My opportunities to say She’hekey’anu have recently grown exponentially. We get to say this special prayer when we do something for the very first time, or something we haven’t done in quite a long time. I am experiencing a lot of firsts this year. This first week of school was filled with first successes. Firsts are great! They are exciting and full of promise and I look forward to the many firsts that will be a significant part of my 2016-2017 school year.
Yet personally, this is also a year of lasts for me. My last child has just entered his last year at HDS. On Monday, when I was experiencing my first day of school as Head of School, he was experiencing his last first day of school at HDS. One or more of my boys has been a student at HDS since 2006, and at the ECC since 2000. Lasts are exciting too. He is excited to finally be a fifth grader and participate in all of the special things our oldest students get to do. He has been waiting; it is finally his turn. For me, it is bittersweet. My baby is growing up. Here, he is now the big kid (a space he NEVER occupies at home). Here in a place I deeply love, and at a time so very meaningful to me. Here and now. This moment.
So as I reflect on firsts and lasts, I am struck by the passage of time and my strong need to notice it, to mark it and to appreciate it.
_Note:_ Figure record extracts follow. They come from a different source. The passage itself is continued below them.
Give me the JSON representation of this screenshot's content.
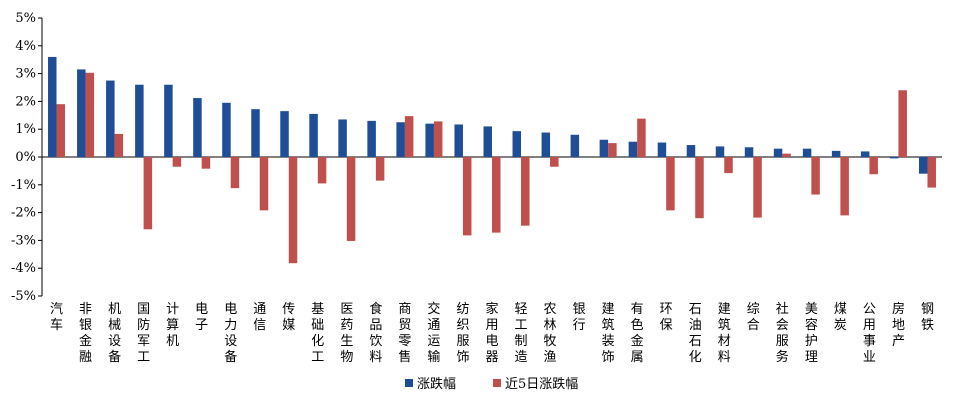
{
  "chart_data": {
    "type": "bar",
    "categories": [
      "汽车",
      "非银金融",
      "机械设备",
      "国防军工",
      "计算机",
      "电子",
      "电力设备",
      "通信",
      "传媒",
      "基础化工",
      "医药生物",
      "食品饮料",
      "商贸零售",
      "交通运输",
      "纺织服饰",
      "家用电器",
      "轻工制造",
      "农林牧渔",
      "银行",
      "建筑装饰",
      "有色金属",
      "环保",
      "石油石化",
      "建筑材料",
      "综合",
      "社会服务",
      "美容护理",
      "煤炭",
      "公用事业",
      "房地产",
      "钢铁"
    ],
    "series": [
      {
        "name": "涨跌幅",
        "color": "#1f4e96",
        "values": [
          3.6,
          3.15,
          2.75,
          2.6,
          2.6,
          2.12,
          1.95,
          1.72,
          1.65,
          1.55,
          1.35,
          1.3,
          1.25,
          1.2,
          1.17,
          1.1,
          0.93,
          0.88,
          0.8,
          0.62,
          0.55,
          0.52,
          0.43,
          0.38,
          0.35,
          0.3,
          0.3,
          0.22,
          0.2,
          -0.05,
          -0.6
        ]
      },
      {
        "name": "近5日涨跌幅",
        "color": "#c0504d",
        "values": [
          1.9,
          3.03,
          0.83,
          -2.6,
          -0.35,
          -0.42,
          -1.12,
          -1.92,
          -3.82,
          -0.95,
          -3.02,
          -0.85,
          1.47,
          1.28,
          -2.82,
          -2.72,
          -2.47,
          -0.35,
          0.0,
          0.5,
          1.38,
          -1.92,
          -2.2,
          -0.58,
          -2.18,
          0.12,
          -1.35,
          -2.1,
          -0.62,
          2.4,
          -1.1
        ]
      }
    ],
    "yticks": [
      "5%",
      "4%",
      "3%",
      "2%",
      "1%",
      "0%",
      "-1%",
      "-2%",
      "-3%",
      "-4%",
      "-5%"
    ],
    "ylim": [
      -5,
      5
    ],
    "legend_position": "bottom"
  }
}
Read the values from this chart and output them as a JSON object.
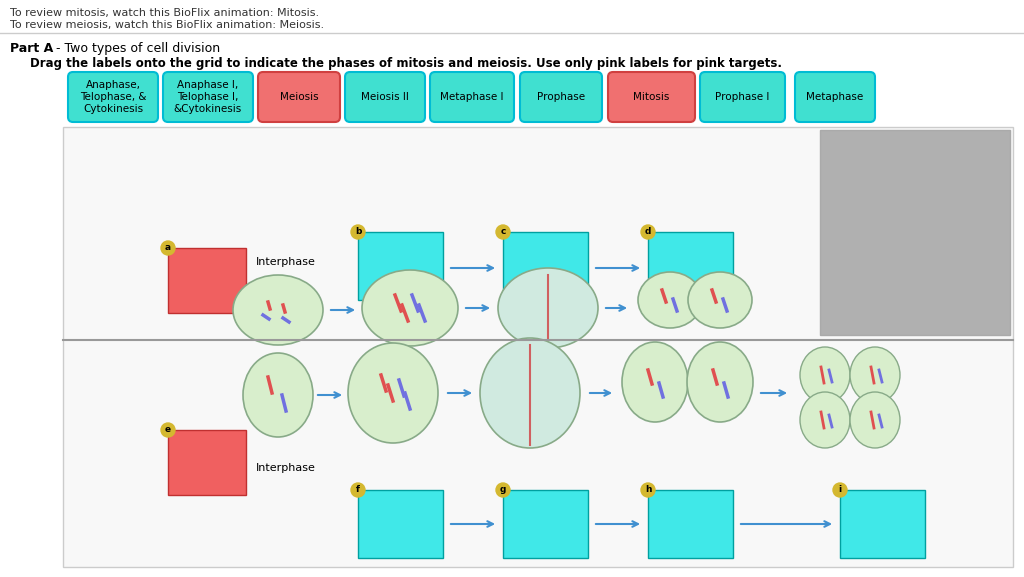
{
  "background_color": "#ffffff",
  "page_bg": "#ffffff",
  "title_text": "Part A - Two types of cell division",
  "subtitle_text": "Drag the labels onto the grid to indicate the phases of mitosis and meiosis. Use only pink labels for pink targets.",
  "top_links": [
    "To review mitosis, watch this BioFlix animation: Mitosis.",
    "To review meiosis, watch this BioFlix animation: Meiosis."
  ],
  "labels": [
    {
      "text": "Anaphase,\nTelophase, &\nCytokinesis",
      "color": "#40e0d0",
      "border": "#00bcd4"
    },
    {
      "text": "Anaphase I,\nTelophase I,\n&Cytokinesis",
      "color": "#40e0d0",
      "border": "#00bcd4"
    },
    {
      "text": "Meiosis",
      "color": "#f07070",
      "border": "#d04040"
    },
    {
      "text": "Meiosis II",
      "color": "#40e0d0",
      "border": "#00bcd4"
    },
    {
      "text": "Metaphase I",
      "color": "#40e0d0",
      "border": "#00bcd4"
    },
    {
      "text": "Prophase",
      "color": "#40e0d0",
      "border": "#00bcd4"
    },
    {
      "text": "Mitosis",
      "color": "#f07070",
      "border": "#d04040"
    },
    {
      "text": "Prophase I",
      "color": "#40e0d0",
      "border": "#00bcd4"
    },
    {
      "text": "Metaphase",
      "color": "#40e0d0",
      "border": "#00bcd4"
    }
  ],
  "diagram_bg": "#f0f0f0",
  "diagram_border": "#cccccc",
  "cyan_box_color": "#40e8e8",
  "red_box_color": "#f06060",
  "gray_box_color": "#b0b0b0",
  "cell_color": "#c8e8c8",
  "cell_border": "#88b888",
  "arrow_color": "#4090d0",
  "interphase_label": "Interphase",
  "circle_label_color": "#c8a820",
  "top_section": {
    "label_a": "a",
    "label_b": "b",
    "label_c": "c",
    "label_d": "d",
    "interphase": "Interphase"
  },
  "bottom_section": {
    "label_e": "e",
    "label_f": "f",
    "label_g": "g",
    "label_h": "h",
    "label_i": "i",
    "interphase": "Interphase"
  }
}
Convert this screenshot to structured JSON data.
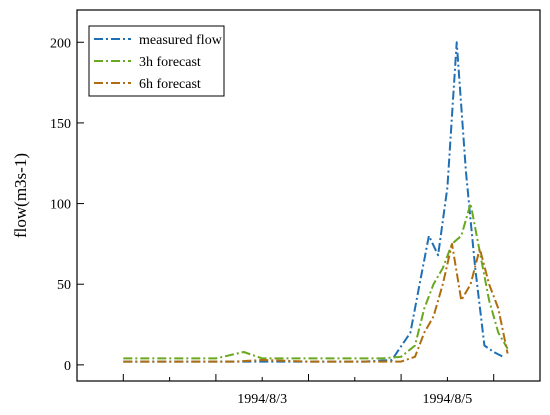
{
  "chart_data": {
    "type": "line",
    "title": "",
    "xlabel": "",
    "ylabel": "flow(m3s-1)",
    "ylim": [
      -10,
      220
    ],
    "xlim": [
      -0.5,
      4.5
    ],
    "y_ticks": [
      0,
      50,
      100,
      150,
      200
    ],
    "x_major_ticks": [
      0,
      1,
      2,
      3,
      4
    ],
    "x_minor_ticks": [
      0.5,
      1.5,
      2.5,
      3.5
    ],
    "x_tick_labels": [
      {
        "x": 1.5,
        "label": "1994/8/3"
      },
      {
        "x": 3.5,
        "label": "1994/8/5"
      }
    ],
    "grid": false,
    "legend_position": "top-left",
    "series": [
      {
        "name": "measured flow",
        "color": "#1f6fb4",
        "points": [
          [
            0,
            2
          ],
          [
            0.7,
            2
          ],
          [
            1.4,
            2
          ],
          [
            2.2,
            2
          ],
          [
            2.6,
            2
          ],
          [
            2.9,
            3
          ],
          [
            3.1,
            20
          ],
          [
            3.2,
            50
          ],
          [
            3.3,
            80
          ],
          [
            3.4,
            68
          ],
          [
            3.5,
            110
          ],
          [
            3.6,
            200
          ],
          [
            3.7,
            120
          ],
          [
            3.8,
            60
          ],
          [
            3.9,
            12
          ],
          [
            4.0,
            8
          ],
          [
            4.1,
            5
          ]
        ]
      },
      {
        "name": "3h forecast",
        "color": "#6aa81f",
        "points": [
          [
            0,
            4
          ],
          [
            0.5,
            4
          ],
          [
            1.0,
            4
          ],
          [
            1.3,
            8
          ],
          [
            1.5,
            4
          ],
          [
            2.0,
            4
          ],
          [
            2.5,
            4
          ],
          [
            2.8,
            4
          ],
          [
            3.0,
            5
          ],
          [
            3.15,
            12
          ],
          [
            3.25,
            35
          ],
          [
            3.35,
            50
          ],
          [
            3.45,
            60
          ],
          [
            3.55,
            75
          ],
          [
            3.65,
            80
          ],
          [
            3.75,
            100
          ],
          [
            3.85,
            70
          ],
          [
            3.95,
            40
          ],
          [
            4.05,
            20
          ],
          [
            4.15,
            10
          ]
        ]
      },
      {
        "name": "6h forecast",
        "color": "#b06d0f",
        "points": [
          [
            0,
            2
          ],
          [
            0.6,
            2
          ],
          [
            1.2,
            2
          ],
          [
            1.5,
            3
          ],
          [
            2.0,
            2
          ],
          [
            2.5,
            2
          ],
          [
            2.8,
            2
          ],
          [
            3.0,
            2
          ],
          [
            3.15,
            5
          ],
          [
            3.25,
            20
          ],
          [
            3.35,
            30
          ],
          [
            3.45,
            50
          ],
          [
            3.55,
            75
          ],
          [
            3.65,
            40
          ],
          [
            3.75,
            50
          ],
          [
            3.85,
            72
          ],
          [
            3.95,
            50
          ],
          [
            4.05,
            35
          ],
          [
            4.15,
            7
          ]
        ]
      }
    ]
  }
}
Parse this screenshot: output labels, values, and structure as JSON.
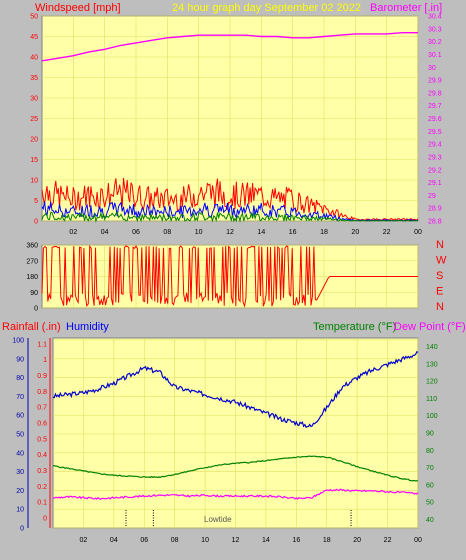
{
  "header": {
    "left_label": "Windspeed [mph]",
    "center_label": "24 hour graph day   September 02 2022",
    "right_label": "Barometer [.in]"
  },
  "bottom_header": {
    "rainfall_label": "Rainfall (.in)",
    "humidity_label": "Humidity",
    "temperature_label": "Temperature (°F)",
    "dewpoint_label": "Dew Point (°F)"
  },
  "compass": [
    "N",
    "W",
    "S",
    "E",
    "N"
  ],
  "annotation": "Lowtide",
  "time_ticks": [
    "02",
    "04",
    "06",
    "08",
    "10",
    "12",
    "14",
    "16",
    "18",
    "20",
    "22",
    "00"
  ],
  "colors": {
    "panel_bg": "#ffffa8",
    "grid": "#e0e060",
    "wind_speed": "#ff0000",
    "wind_gust_avg": "#0000ff",
    "wind_low": "#008000",
    "barometer": "#ff00ff",
    "humidity": "#0000cc",
    "temperature": "#008000",
    "dewpoint": "#ff00ff",
    "rainfall": "#ff0000",
    "header_red": "#ff0000",
    "header_yellow": "#ffff00",
    "header_blue": "#0000ff",
    "header_magenta": "#ff00ff",
    "header_green": "#008000"
  },
  "chart_data": [
    {
      "type": "line",
      "name": "windspeed-barometer",
      "x_ticks": [
        "02",
        "04",
        "06",
        "08",
        "10",
        "12",
        "14",
        "16",
        "18",
        "20",
        "22",
        "00"
      ],
      "y_left": {
        "label": "Windspeed [mph]",
        "ylim": [
          0,
          50
        ],
        "ticks": [
          0,
          5,
          10,
          15,
          20,
          25,
          30,
          35,
          40,
          45,
          50
        ]
      },
      "y_right": {
        "label": "Barometer [.in]",
        "ylim": [
          28.8,
          30.4
        ],
        "ticks": [
          "28.8",
          "28.9",
          "29",
          "29.1",
          "29.2",
          "29.3",
          "29.4",
          "29.5",
          "29.6",
          "29.7",
          "29.8",
          "29.9",
          "30",
          "30.1",
          "30.2",
          "30.3",
          "30.4"
        ]
      },
      "series": [
        {
          "name": "Windspeed",
          "x": [
            0,
            1,
            2,
            3,
            4,
            5,
            6,
            7,
            8,
            9,
            10,
            11,
            12,
            13,
            14,
            15,
            16,
            17,
            18,
            19,
            20,
            21,
            22,
            23,
            24
          ],
          "values": [
            10,
            8,
            7,
            8,
            8,
            9,
            8,
            7,
            7,
            7,
            9,
            9,
            8,
            8,
            8,
            7,
            7,
            5,
            4,
            2,
            0.5,
            0.5,
            0.5,
            0.5,
            0.5
          ]
        },
        {
          "name": "Barometer",
          "x": [
            0,
            1,
            2,
            3,
            4,
            5,
            6,
            7,
            8,
            9,
            10,
            11,
            12,
            13,
            14,
            15,
            16,
            17,
            18,
            19,
            20,
            21,
            22,
            23,
            24
          ],
          "values": [
            30.05,
            30.07,
            30.09,
            30.12,
            30.14,
            30.17,
            30.19,
            30.21,
            30.23,
            30.24,
            30.25,
            30.25,
            30.25,
            30.25,
            30.24,
            30.24,
            30.23,
            30.23,
            30.24,
            30.25,
            30.26,
            30.26,
            30.26,
            30.27,
            30.27
          ]
        }
      ]
    },
    {
      "type": "line",
      "name": "wind-direction",
      "y_ticks": [
        0,
        90,
        180,
        270,
        360
      ],
      "ylim": [
        0,
        360
      ],
      "series": [
        {
          "name": "Wind direction",
          "x": [
            0,
            2,
            4,
            6,
            8,
            10,
            12,
            14,
            16,
            17.5,
            18,
            18.5,
            20,
            22,
            24
          ],
          "values": [
            180,
            200,
            170,
            190,
            150,
            200,
            180,
            190,
            200,
            40,
            100,
            180,
            180,
            180,
            180
          ]
        }
      ]
    },
    {
      "type": "line",
      "name": "humidity-temperature",
      "y_rain": {
        "label": "Rainfall (.in)",
        "ylim": [
          0,
          1.2
        ],
        "ticks": [
          "0",
          "0.1",
          "0.2",
          "0.3",
          "0.4",
          "0.5",
          "0.6",
          "0.7",
          "0.8",
          "0.9",
          "1",
          "1.1"
        ]
      },
      "y_humidity": {
        "label": "Humidity",
        "ylim": [
          0,
          100
        ],
        "ticks": [
          0,
          10,
          20,
          30,
          40,
          50,
          60,
          70,
          80,
          90,
          100
        ]
      },
      "y_right": {
        "label": "Temperature (°F)",
        "ylim": [
          35,
          145
        ],
        "ticks": [
          40,
          50,
          60,
          70,
          80,
          90,
          100,
          110,
          120,
          130,
          140
        ]
      },
      "series": [
        {
          "name": "Humidity",
          "x": [
            0,
            1,
            2,
            3,
            4,
            5,
            6,
            7,
            8,
            9,
            10,
            11,
            12,
            13,
            14,
            15,
            16,
            17,
            18,
            19,
            20,
            21,
            22,
            23,
            24
          ],
          "values": [
            70,
            71,
            72,
            74,
            77,
            81,
            85,
            83,
            75,
            73,
            71,
            69,
            67,
            64,
            61,
            58,
            56,
            54,
            64,
            75,
            80,
            84,
            87,
            90,
            93
          ]
        },
        {
          "name": "Temperature",
          "x": [
            0,
            1,
            2,
            3,
            4,
            5,
            6,
            7,
            8,
            9,
            10,
            11,
            12,
            13,
            14,
            15,
            16,
            17,
            18,
            19,
            20,
            21,
            22,
            23,
            24
          ],
          "values": [
            71,
            69.5,
            68,
            66.5,
            65.5,
            65,
            64.5,
            64.5,
            66,
            68,
            70,
            71.5,
            72.5,
            73,
            74,
            75,
            76,
            76.5,
            76,
            73.5,
            70.5,
            68,
            65.5,
            63.5,
            62
          ]
        },
        {
          "name": "Dew Point",
          "x": [
            0,
            1,
            2,
            3,
            4,
            5,
            6,
            7,
            8,
            9,
            10,
            11,
            12,
            13,
            14,
            15,
            16,
            17,
            18,
            19,
            20,
            21,
            22,
            23,
            24
          ],
          "values": [
            52.5,
            53,
            52.5,
            52,
            52.5,
            53,
            53.5,
            54,
            54,
            53.5,
            54,
            53.5,
            53.5,
            53.5,
            53.5,
            53,
            52,
            52.5,
            57,
            57,
            56.5,
            56.5,
            56,
            55.5,
            55
          ]
        },
        {
          "name": "Rainfall",
          "x": [
            0,
            4.8,
            6.6,
            19.6,
            24
          ],
          "values": [
            0,
            0,
            0,
            0,
            0
          ]
        }
      ]
    }
  ]
}
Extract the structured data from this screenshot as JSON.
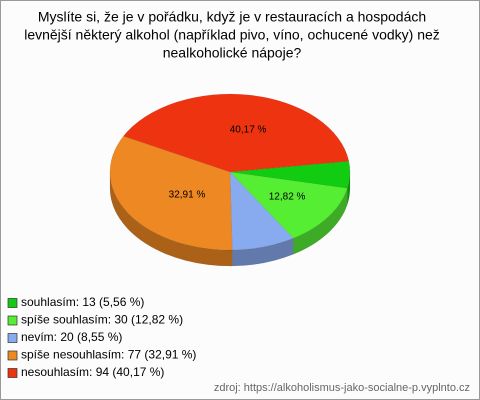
{
  "chart_data": {
    "type": "pie",
    "title_lines": [
      "Myslíte si, že je v pořádku, když je v restauracích a hospodách",
      "levnější některý alkohol (například pivo, víno, ochucené vodky) než",
      "nealkoholické nápoje?"
    ],
    "categories": [
      "souhlasím: 13 (5,56 %)",
      "spíše souhlasím: 30 (12,82 %)",
      "nevím: 20 (8,55 %)",
      "spíše nesouhlasím: 77 (32,91 %)",
      "nesouhlasím: 94 (40,17 %)"
    ],
    "values": [
      5.56,
      12.82,
      8.55,
      32.91,
      40.17
    ],
    "value_labels": [
      null,
      "12,82 %",
      null,
      "32,91 %",
      "40,17 %"
    ],
    "colors": [
      "#11cc11",
      "#55ee33",
      "#88aaee",
      "#ee8822",
      "#ee3311"
    ],
    "source": "zdroj: https://alkoholismus-jako-socialne-p.vyplnto.cz"
  }
}
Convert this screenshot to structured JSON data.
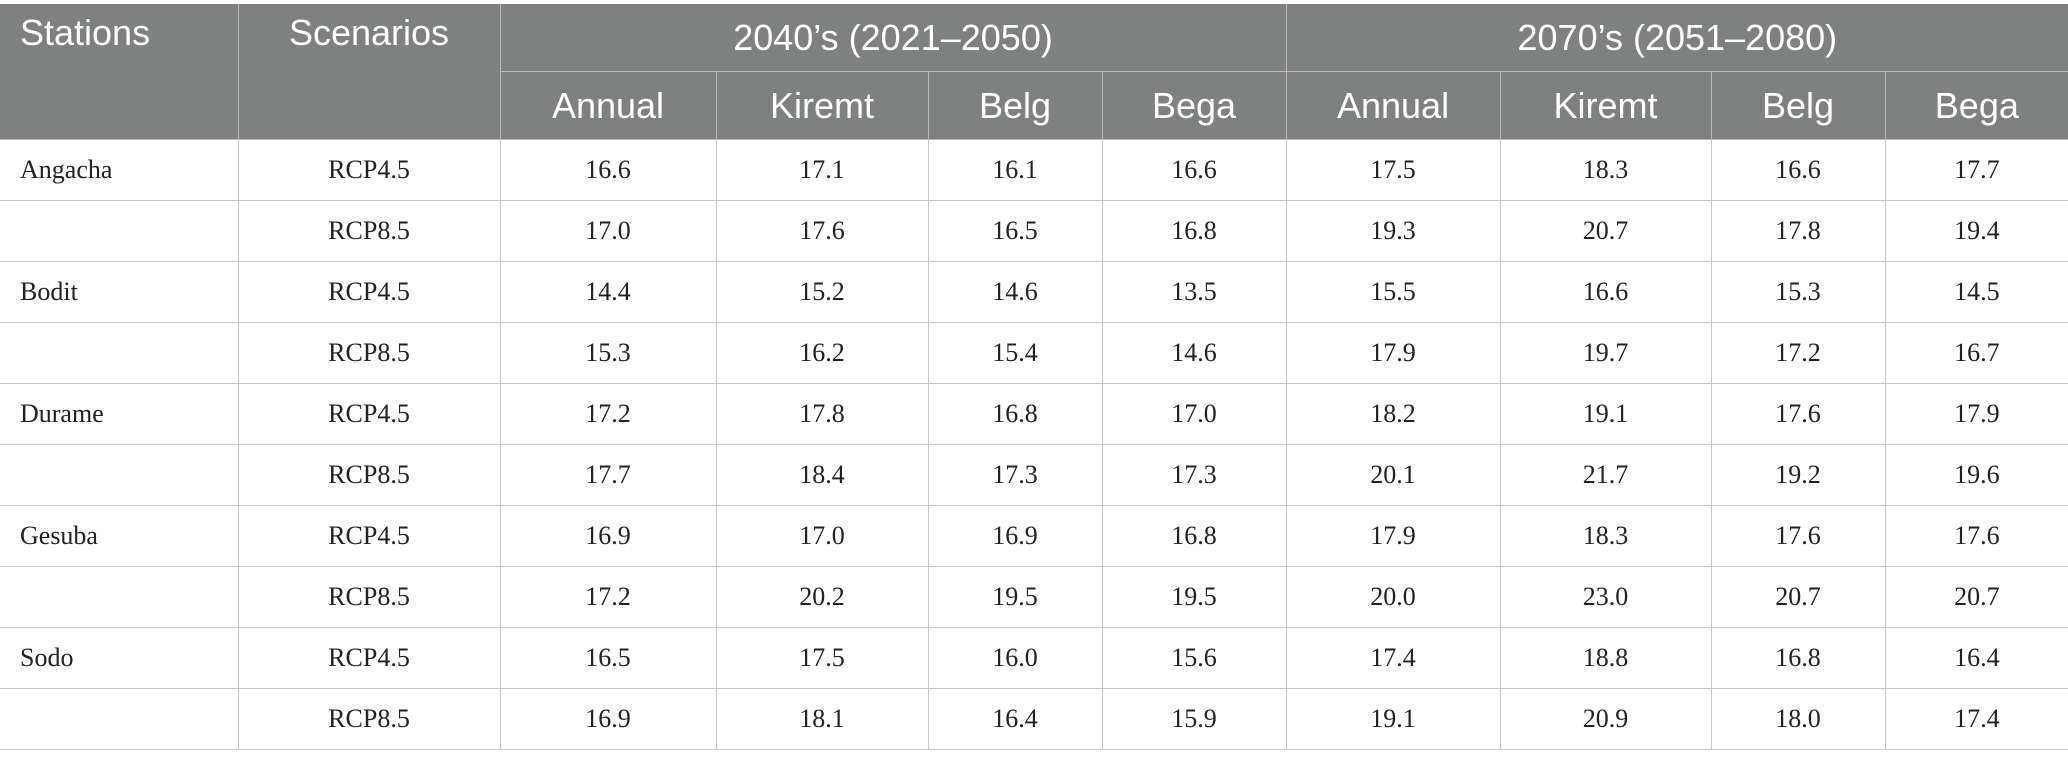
{
  "table": {
    "headers": {
      "stations": "Stations",
      "scenarios": "Scenarios",
      "period1": "2040’s (2021–2050)",
      "period2": "2070’s (2051–2080)",
      "seasons": [
        "Annual",
        "Kiremt",
        "Belg",
        "Bega",
        "Annual",
        "Kiremt",
        "Belg",
        "Bega"
      ]
    },
    "rows": [
      {
        "station": "Angacha",
        "scenario": "RCP4.5",
        "values": [
          "16.6",
          "17.1",
          "16.1",
          "16.6",
          "17.5",
          "18.3",
          "16.6",
          "17.7"
        ]
      },
      {
        "station": "",
        "scenario": "RCP8.5",
        "values": [
          "17.0",
          "17.6",
          "16.5",
          "16.8",
          "19.3",
          "20.7",
          "17.8",
          "19.4"
        ]
      },
      {
        "station": "Bodit",
        "scenario": "RCP4.5",
        "values": [
          "14.4",
          "15.2",
          "14.6",
          "13.5",
          "15.5",
          "16.6",
          "15.3",
          "14.5"
        ]
      },
      {
        "station": "",
        "scenario": "RCP8.5",
        "values": [
          "15.3",
          "16.2",
          "15.4",
          "14.6",
          "17.9",
          "19.7",
          "17.2",
          "16.7"
        ]
      },
      {
        "station": "Durame",
        "scenario": "RCP4.5",
        "values": [
          "17.2",
          "17.8",
          "16.8",
          "17.0",
          "18.2",
          "19.1",
          "17.6",
          "17.9"
        ]
      },
      {
        "station": "",
        "scenario": "RCP8.5",
        "values": [
          "17.7",
          "18.4",
          "17.3",
          "17.3",
          "20.1",
          "21.7",
          "19.2",
          "19.6"
        ]
      },
      {
        "station": "Gesuba",
        "scenario": "RCP4.5",
        "values": [
          "16.9",
          "17.0",
          "16.9",
          "16.8",
          "17.9",
          "18.3",
          "17.6",
          "17.6"
        ]
      },
      {
        "station": "",
        "scenario": "RCP8.5",
        "values": [
          "17.2",
          "20.2",
          "19.5",
          "19.5",
          "20.0",
          "23.0",
          "20.7",
          "20.7"
        ]
      },
      {
        "station": "Sodo",
        "scenario": "RCP4.5",
        "values": [
          "16.5",
          "17.5",
          "16.0",
          "15.6",
          "17.4",
          "18.8",
          "16.8",
          "16.4"
        ]
      },
      {
        "station": "",
        "scenario": "RCP8.5",
        "values": [
          "16.9",
          "18.1",
          "16.4",
          "15.9",
          "19.1",
          "20.9",
          "18.0",
          "17.4"
        ]
      }
    ]
  }
}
In his book The Sabbath, Abraham Joshua Heschel says, “Judaism is a religion of time aiming at the sanctification of time….Every hour is unique and the only one given at the moment, exclusive and endlessly precious. Judaism teaches us to be attached to the holiness in time, to be attached to sacred events, to learn how to consecrate sanctuaries that emerge for the magnificent stream of the year.”
There is something incredibly beautiful, even holy or sacred, about the timing of my firsts and Levi’s lasts. It IS “endlessly precious” and I look forward to what promises to be “the magnificent stream of the year.” Whether this year marks a first or a last, or something in between, I wish you the clarity to appreciate it and to mark it. Make it holy.